Une lueur ardente gonflait dans l'air, se rapprochant de la tente. La chaleur faisait trembler la toile comme un souffle d'enfer.

Shara sentit ses tripes se contracter. Elle avait presque fini de préparer ses affaires. Une minute de plus, et elle disparaissait dans la forêt, loin de cette guerre, loin d'Hector, loin de tout.
Au diable Élise. Au diable ce camp. Il fallait fuir — mais il était trop tard.

La lumière approchait. Une boule de feu, énorme, avalant tout sur son passage.
Pas un battement d'ailes. Pas un cri. Juste... le vide.

Shara resserra la lanière de son sac, les doigts tremblants. Puis son autre main chercha une grenade. Le métal vibrait déjà, impatient, dans sa paume.

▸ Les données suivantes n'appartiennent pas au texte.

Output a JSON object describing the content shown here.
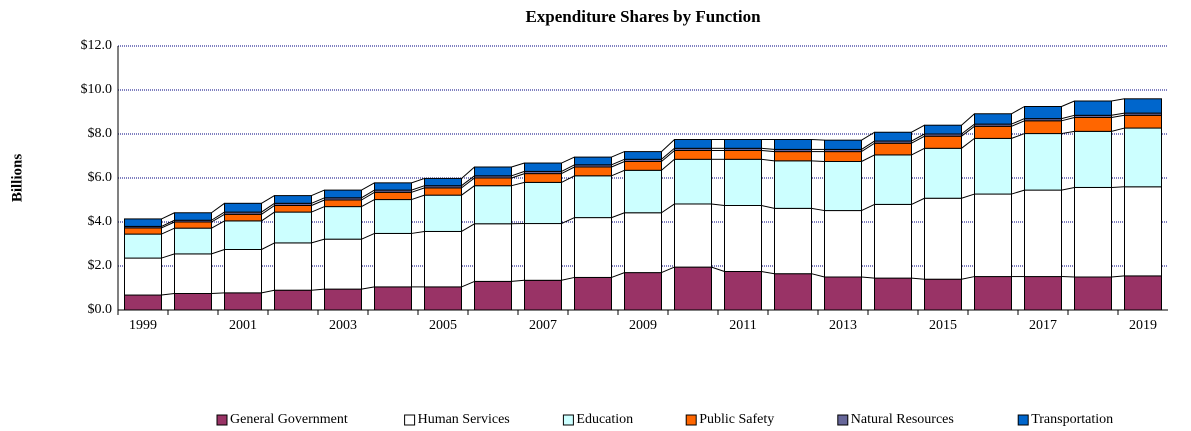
{
  "chart_data": {
    "type": "bar",
    "stacked": true,
    "title": "Expenditure Shares by Function",
    "y_label": "Billions",
    "categories": [
      "1999",
      null,
      "2001",
      null,
      "2003",
      null,
      "2005",
      null,
      "2007",
      null,
      "2009",
      null,
      "2011",
      null,
      "2013",
      null,
      "2015",
      null,
      "2017",
      null,
      "2019"
    ],
    "series": [
      {
        "name": "General Government",
        "color": "#993366",
        "values": [
          0.68,
          0.75,
          0.78,
          0.9,
          0.95,
          1.05,
          1.05,
          1.3,
          1.35,
          1.48,
          1.7,
          1.95,
          1.75,
          1.65,
          1.5,
          1.45,
          1.4,
          1.52,
          1.52,
          1.5,
          1.55
        ]
      },
      {
        "name": "Human Services",
        "color": "#ffffff",
        "values": [
          1.68,
          1.8,
          1.97,
          2.15,
          2.27,
          2.43,
          2.52,
          2.62,
          2.58,
          2.72,
          2.72,
          2.87,
          3.0,
          2.97,
          3.02,
          3.35,
          3.68,
          3.75,
          3.93,
          4.07,
          4.05
        ]
      },
      {
        "name": "Education",
        "color": "#ccffff",
        "values": [
          1.09,
          1.17,
          1.3,
          1.4,
          1.48,
          1.54,
          1.65,
          1.73,
          1.87,
          1.9,
          1.93,
          2.03,
          2.1,
          2.16,
          2.23,
          2.25,
          2.27,
          2.53,
          2.57,
          2.55,
          2.67
        ]
      },
      {
        "name": "Public Safety",
        "color": "#ff6600",
        "values": [
          0.28,
          0.28,
          0.3,
          0.3,
          0.3,
          0.33,
          0.33,
          0.35,
          0.4,
          0.4,
          0.4,
          0.4,
          0.4,
          0.42,
          0.45,
          0.53,
          0.55,
          0.55,
          0.58,
          0.63,
          0.58
        ]
      },
      {
        "name": "Natural Resources",
        "color": "#666699",
        "values": [
          0.07,
          0.08,
          0.1,
          0.1,
          0.1,
          0.1,
          0.1,
          0.1,
          0.1,
          0.1,
          0.1,
          0.1,
          0.1,
          0.1,
          0.1,
          0.1,
          0.1,
          0.1,
          0.1,
          0.1,
          0.1
        ]
      },
      {
        "name": "Transportation",
        "color": "#0066cc",
        "values": [
          0.34,
          0.34,
          0.4,
          0.35,
          0.35,
          0.33,
          0.33,
          0.4,
          0.38,
          0.35,
          0.35,
          0.4,
          0.4,
          0.45,
          0.42,
          0.4,
          0.4,
          0.47,
          0.55,
          0.65,
          0.65
        ]
      }
    ],
    "ylim": [
      0,
      12
    ],
    "yticks": [
      {
        "value": 0,
        "label": "$0.0"
      },
      {
        "value": 2,
        "label": "$2.0"
      },
      {
        "value": 4,
        "label": "$4.0"
      },
      {
        "value": 6,
        "label": "$6.0"
      },
      {
        "value": 8,
        "label": "$8.0"
      },
      {
        "value": 10,
        "label": "$10.0"
      },
      {
        "value": 12,
        "label": "$12.0"
      }
    ],
    "grid": true,
    "grid_color": "#000080",
    "legend": "bottom"
  }
}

Elle tira la goupille. Une étincelle jaillit, minuscule dans ce néant étouffé.
Elle ferma les yeux.

La grenade éclata.

Un nuage noir de ferraille et de flammes dévora la tente. Les chairs se déchirèrent, les os éclatèrent, la douleur transperça chaque fibre de son être. Et Shara, au cœur du brasier, sut qu'elle les avait tués tous avant que la boule de feu n'arrive.

Une seconde. Une fraction. Mais dans cette seconde brûlait toute l'éternité.